If you ask me what is it that makes me an Archers follower, I would be hard pressed to give good reasons. While the idea of a rural village setting is appealing, life in the Archers’ world is far from idyllic and, unlike with “the Waltons”, a US TV show I followed for a while many years back, there sometimes is no obvious underlying moral narrative or sense that there will be a just and right outcome. While there are tragedies and disappointments, the characters seem to pull through in the end. I like to think the good and the bad guys get their just deserts and, while that often is the case, frustratingly that is not always so. When one ex-Labour leader, Neil Kinnock, one of the many unlikely Archers fans I keep coming across throughout my life,  suggested tongue-in-cheek renaming the show “the Grundys and their oppressors” (the Grundys along with Archers being the most prominent families in this show), he had a point for there has been insufficient evidence of this often downtrodden family demonstrating how the underdogs will eventually come good and on top in the end. Even so, both families these days experience more then their fair share of ups and downs, and it is nice to know despite some conflicts they, in the main, get on with each other. When a few years ago there was some reaction against the long time editor, Vanessa Winterburn, for a suspected feminist plot to portray many of the female characters as strong and determined and the male characters as wimps and baddies (and it seems it is the gay ones that are the most rounded), I felt there may have been a point.

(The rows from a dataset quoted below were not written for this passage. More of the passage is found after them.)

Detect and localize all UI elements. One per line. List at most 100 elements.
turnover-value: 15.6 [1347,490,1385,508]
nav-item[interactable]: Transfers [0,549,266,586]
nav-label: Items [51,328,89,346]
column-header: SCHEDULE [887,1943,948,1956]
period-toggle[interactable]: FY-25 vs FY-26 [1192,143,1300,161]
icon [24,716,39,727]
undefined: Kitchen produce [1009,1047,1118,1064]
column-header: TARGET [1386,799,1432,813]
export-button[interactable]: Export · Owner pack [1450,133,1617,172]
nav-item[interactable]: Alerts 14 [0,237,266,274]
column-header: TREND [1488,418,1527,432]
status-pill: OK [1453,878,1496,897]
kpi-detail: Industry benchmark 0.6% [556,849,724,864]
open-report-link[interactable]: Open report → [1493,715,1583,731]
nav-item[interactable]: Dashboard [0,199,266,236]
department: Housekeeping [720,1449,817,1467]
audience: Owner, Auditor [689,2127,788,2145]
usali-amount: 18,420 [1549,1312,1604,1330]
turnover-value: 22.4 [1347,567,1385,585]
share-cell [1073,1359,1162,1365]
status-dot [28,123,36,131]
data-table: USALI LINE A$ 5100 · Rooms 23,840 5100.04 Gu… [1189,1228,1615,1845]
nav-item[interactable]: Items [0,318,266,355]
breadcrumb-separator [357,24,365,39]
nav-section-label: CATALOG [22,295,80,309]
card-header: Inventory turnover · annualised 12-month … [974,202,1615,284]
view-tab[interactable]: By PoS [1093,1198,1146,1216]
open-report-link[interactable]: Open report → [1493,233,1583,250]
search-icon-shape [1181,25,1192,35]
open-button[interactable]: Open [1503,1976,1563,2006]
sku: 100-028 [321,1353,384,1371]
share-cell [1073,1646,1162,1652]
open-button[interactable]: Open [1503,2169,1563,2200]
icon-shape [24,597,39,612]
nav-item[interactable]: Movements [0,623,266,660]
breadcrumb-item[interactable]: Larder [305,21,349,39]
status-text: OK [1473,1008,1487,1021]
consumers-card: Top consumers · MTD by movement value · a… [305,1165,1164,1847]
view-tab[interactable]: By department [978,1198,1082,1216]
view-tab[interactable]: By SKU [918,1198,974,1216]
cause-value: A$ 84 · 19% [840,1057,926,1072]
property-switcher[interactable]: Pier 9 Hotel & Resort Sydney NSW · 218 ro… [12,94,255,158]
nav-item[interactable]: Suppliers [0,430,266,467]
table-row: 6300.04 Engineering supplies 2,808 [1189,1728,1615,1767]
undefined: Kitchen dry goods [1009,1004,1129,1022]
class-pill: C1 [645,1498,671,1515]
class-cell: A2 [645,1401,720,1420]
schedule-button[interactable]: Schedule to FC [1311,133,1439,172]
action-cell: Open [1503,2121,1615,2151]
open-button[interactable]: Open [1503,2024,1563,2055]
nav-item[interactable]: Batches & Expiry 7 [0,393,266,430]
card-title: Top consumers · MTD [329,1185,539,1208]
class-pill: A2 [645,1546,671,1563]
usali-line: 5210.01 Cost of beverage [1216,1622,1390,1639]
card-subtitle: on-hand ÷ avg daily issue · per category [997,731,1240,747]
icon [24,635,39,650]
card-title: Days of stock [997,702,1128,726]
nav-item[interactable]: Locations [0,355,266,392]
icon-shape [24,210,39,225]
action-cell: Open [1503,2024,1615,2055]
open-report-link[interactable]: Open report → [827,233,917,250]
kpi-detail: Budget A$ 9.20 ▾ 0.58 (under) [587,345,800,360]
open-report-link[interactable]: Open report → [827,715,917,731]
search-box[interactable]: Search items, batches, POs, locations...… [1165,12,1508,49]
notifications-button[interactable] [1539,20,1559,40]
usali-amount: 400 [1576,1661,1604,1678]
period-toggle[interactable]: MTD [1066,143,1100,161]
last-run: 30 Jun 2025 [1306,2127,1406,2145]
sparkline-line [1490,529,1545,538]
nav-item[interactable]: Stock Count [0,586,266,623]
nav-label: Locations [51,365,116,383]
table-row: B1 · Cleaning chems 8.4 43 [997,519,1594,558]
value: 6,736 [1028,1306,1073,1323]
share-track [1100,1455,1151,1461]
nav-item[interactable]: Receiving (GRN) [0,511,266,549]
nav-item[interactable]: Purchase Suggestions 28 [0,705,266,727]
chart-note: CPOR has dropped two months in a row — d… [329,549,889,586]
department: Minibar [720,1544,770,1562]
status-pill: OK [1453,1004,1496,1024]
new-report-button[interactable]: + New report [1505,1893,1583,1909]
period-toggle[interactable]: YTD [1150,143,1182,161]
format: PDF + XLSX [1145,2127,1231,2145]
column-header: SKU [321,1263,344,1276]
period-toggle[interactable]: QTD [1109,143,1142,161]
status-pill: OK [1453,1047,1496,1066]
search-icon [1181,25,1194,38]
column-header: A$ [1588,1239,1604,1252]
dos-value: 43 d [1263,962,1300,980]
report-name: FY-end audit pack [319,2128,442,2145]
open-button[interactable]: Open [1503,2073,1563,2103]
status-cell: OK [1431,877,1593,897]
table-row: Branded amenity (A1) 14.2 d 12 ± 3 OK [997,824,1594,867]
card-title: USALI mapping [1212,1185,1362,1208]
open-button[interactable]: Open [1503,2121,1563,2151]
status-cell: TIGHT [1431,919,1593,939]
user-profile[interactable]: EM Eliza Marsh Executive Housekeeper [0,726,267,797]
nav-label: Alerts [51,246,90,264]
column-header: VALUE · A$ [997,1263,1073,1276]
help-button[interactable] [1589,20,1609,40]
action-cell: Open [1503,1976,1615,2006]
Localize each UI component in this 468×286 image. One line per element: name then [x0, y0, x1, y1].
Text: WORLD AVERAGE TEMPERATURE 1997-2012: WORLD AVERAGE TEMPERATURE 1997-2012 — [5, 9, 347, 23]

If anything, all the above may be good reasons for me NOT wanting to take an interest in the show. Yet interested I am and have been for well over half my life. When comparing with other soaps, I find the characters and situations more real and with which I can better identify, in the Archers compared with elsewhere. Some of the fun is imagining how I might react and second guessing the outcomes of the various plots. Some of the story lines are quite close to home, such as Daryl’s downward spiral in becoming homeless etc. or Jack’s onset of Alzeihmers or Shula’s dismay at son Daniel’s decision to join the army. Some stories are just funny like shenanigans around the flower and produce show, the twists and turns of one of Linda’s famous village hall productions, the subject of the next item of gossip, likely orchestrated by Susan, or the latest Grundy scam.

I dare say if, hypothetically, I were invited to appear on Mastermind, my specialist chosen subject could well be “the Archers”, and I would gladly swot up on the history in order to remedy deficiencies in my fading memory of what had gone on, having followed with much interest the fortunes of its various characters and the various story lines getting on for forty years. But remember, if you do want to call me between 7 and 7.15 this evening, unless duty beckons me elsewhere, then DON’T, for I may well be listening to the Archers.